When it passes that test, the helium cryo compressor turns on and starts its little refrigeration bit inside the cryo pump.
So I see the temperature readout which is in Kelvin, starts at around 299 degrees K and starts lowering as the helium does its magic.
So when it gets down to around 273 degrees K, 0 degrees C, 32 degrees F, freezing point of water, the vacuum reading which had been hanging out at around 50 microns, starts dropping and eventually reaches about 20 microns.
So here is the question: I know that is WAY to hot to be actually trapping gasses in the charcoal array but it has gotten to the freezing point of water.
So when the vacuum reading goes to 20 microns, a bit lower than half its previous pressure, is it ok to assume the only thing being pumped at that point is water vapor, humidity in other words.
That being the case, if it drops from 50 to 25 microns, say, would it be correct to say the humidity level was around 50% inside the pump when the pump started cooling down? It would seem to me to be so because it seems to have lost about half its original pressure and at that point, like right now the cryo is down to 180 degrees K and no more water is there to be frozen out and it stays at 20 microns, till it gets down to about 80 degrees at which point it will start freezing out the first gas, nitrogen at around 78 degrees K. Till it reaches that point, it will still read 20 microns because water vapor has frozen out leaving, I presume, dry air inside the pump, the vapor having frozen out on the charcoal.
So from say, 200 degrees K to 80 degrees K, it stays around 20 microns, maybe a drop from good old Boyle, but not too much less, till it starts freezing out N2 first, then O2 and so forth, the gasses check in but they don't check out, stuck to the charcoal array which at the end is around 10 to 13 degrees K and at that point becomes a real pump and you can get down to the minus 8 range which one of my machine reaches regularly or low 7 range on the machine I am working on today.

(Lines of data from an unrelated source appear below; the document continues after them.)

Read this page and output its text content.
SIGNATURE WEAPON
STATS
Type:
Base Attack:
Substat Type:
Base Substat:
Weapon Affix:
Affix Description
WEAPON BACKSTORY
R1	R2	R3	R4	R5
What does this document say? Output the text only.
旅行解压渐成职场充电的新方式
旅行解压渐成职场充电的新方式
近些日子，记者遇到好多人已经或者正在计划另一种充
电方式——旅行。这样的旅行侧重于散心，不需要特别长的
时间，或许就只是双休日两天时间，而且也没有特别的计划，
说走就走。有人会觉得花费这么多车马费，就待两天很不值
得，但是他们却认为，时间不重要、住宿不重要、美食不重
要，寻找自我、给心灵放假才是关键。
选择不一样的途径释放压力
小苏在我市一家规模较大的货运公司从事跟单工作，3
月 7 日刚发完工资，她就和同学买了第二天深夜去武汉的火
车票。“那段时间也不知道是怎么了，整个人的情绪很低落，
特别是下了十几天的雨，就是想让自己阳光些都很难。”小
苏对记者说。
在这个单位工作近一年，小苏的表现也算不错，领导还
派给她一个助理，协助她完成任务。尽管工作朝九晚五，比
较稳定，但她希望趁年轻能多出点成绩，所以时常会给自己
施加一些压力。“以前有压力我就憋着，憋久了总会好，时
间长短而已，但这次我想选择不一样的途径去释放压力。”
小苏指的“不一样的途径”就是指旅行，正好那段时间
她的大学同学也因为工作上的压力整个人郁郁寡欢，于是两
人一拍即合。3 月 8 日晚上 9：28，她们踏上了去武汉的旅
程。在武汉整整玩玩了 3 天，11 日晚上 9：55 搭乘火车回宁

So would I be safe in saying the humidity of the original atmosphere inside the cryo pump, starting at 50 microns and working its way down to 25 microns, is it safe to say the relative humidity had to have been around 50 %?
Or is my head just screwed on backwards as normal🙂
Originally posted by sonhouseAssuming it is water vapour freezing out..
In my job we have high vacuum systems using mechanical roughing pumps and high vac pumps like turbo pumps and cryo pumps. Cryo pumps work by taking an array of activated charcoal down to around 10 degrees Kelvin. But I just noticed for the first time, I replaced a cryo pump and we first have to evacuate the inside of the pump to around 50 microns from atmos ...[text shortened]... ve humidity had to have been around 50 %?
Or is my head just screwed on backwards as normal🙂
There are different measures of humidity.
If you are talking about humidity as a % then you are talking about 'relative humidity'
which is the "ratio of the partial pressure of water vapor in an air-water mixture to
the saturated vapor pressure of water at a prescribed temperature".
In your example, if the saturated vapour pressure was 50% water vapour 50% air,
then prior to freezing the sample would have been at 100% humidity.
Absolute humidity is given in mass per unit volume of water vapour.